Lizenz unter Zwang

Regierungen des Südens sichern Zugang zu günstigen Medikamenten

Im letzten Jahr machten gleich mehrere Länder des Südens von ihrem Recht Gebrauch, günstigere Nachahmermedikamente von lokalen Herstellern produzieren zu lassen oder zu importieren. Pharmaunternehmen befürchten den Verlust von Marktanteilen und kämpfen mit harten Bandagen – unterstützt von einigen einflussreichen Regierungen des Nordens.

Es ist wie ein Lehrstück aus der Werkzeugkiste der Diplomatie: Innerhalb eines Zeitraums von zehn Tagen erhielt die thailändische Regierung im vergangenen Juli je einen Brief vom europäischen Handelskommissar Peter Mandelson und vom US-amerikanischen Botschafter in Thailand Ralph Boyce. Zwei wichtige Handelspartner des südostasiatischen Landes hatten sich augenscheinlich abgesprochen. Nur – besonders diplomatisch war der Ton dieser Briefe nicht.

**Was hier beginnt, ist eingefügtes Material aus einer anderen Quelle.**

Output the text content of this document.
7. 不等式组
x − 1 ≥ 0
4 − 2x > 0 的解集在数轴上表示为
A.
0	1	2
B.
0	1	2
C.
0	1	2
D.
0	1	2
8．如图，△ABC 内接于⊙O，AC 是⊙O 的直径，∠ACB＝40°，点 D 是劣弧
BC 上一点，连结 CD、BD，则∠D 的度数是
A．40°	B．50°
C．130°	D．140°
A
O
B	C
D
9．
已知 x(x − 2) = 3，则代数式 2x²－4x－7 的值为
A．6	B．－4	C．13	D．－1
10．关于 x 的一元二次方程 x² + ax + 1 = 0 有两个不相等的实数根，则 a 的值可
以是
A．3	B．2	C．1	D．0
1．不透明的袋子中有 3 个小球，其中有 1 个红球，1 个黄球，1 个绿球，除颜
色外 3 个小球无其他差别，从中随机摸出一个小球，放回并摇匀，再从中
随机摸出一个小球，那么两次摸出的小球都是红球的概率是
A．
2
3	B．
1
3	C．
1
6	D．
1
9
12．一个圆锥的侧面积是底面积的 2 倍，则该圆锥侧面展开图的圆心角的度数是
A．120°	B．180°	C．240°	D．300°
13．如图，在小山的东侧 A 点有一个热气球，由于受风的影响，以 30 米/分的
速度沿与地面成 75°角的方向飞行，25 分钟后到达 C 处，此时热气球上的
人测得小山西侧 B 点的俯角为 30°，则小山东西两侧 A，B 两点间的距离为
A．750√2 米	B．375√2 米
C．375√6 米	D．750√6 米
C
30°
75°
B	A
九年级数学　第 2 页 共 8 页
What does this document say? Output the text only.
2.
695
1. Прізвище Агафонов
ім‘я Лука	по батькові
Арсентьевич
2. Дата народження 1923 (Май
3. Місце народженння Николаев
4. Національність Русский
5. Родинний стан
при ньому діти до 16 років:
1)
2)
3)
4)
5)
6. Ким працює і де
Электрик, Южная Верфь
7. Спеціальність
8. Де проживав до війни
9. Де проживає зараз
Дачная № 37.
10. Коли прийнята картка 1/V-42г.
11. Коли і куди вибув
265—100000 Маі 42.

Vielmehr wurde die thailändische Regierung darin vor ihrem eigenen Vorgehen gewarnt, Zwangslizenzen für lebenswichtige Medikamente zu erteilen. Sie würde der Entwicklung neuer Arzneimittel schaden, indem sie das Hauptinstrument zur Förderung von Innovation aushebele: geistige Eigentumsrechte in Form von Patenten. Bevor die Regierung zu solch „außerordentlichen“ Maßnahmen greife, solle sie lieber mit den Patentinhabern über einen angemessenen Preis für die entsprechende Arznei verhandeln.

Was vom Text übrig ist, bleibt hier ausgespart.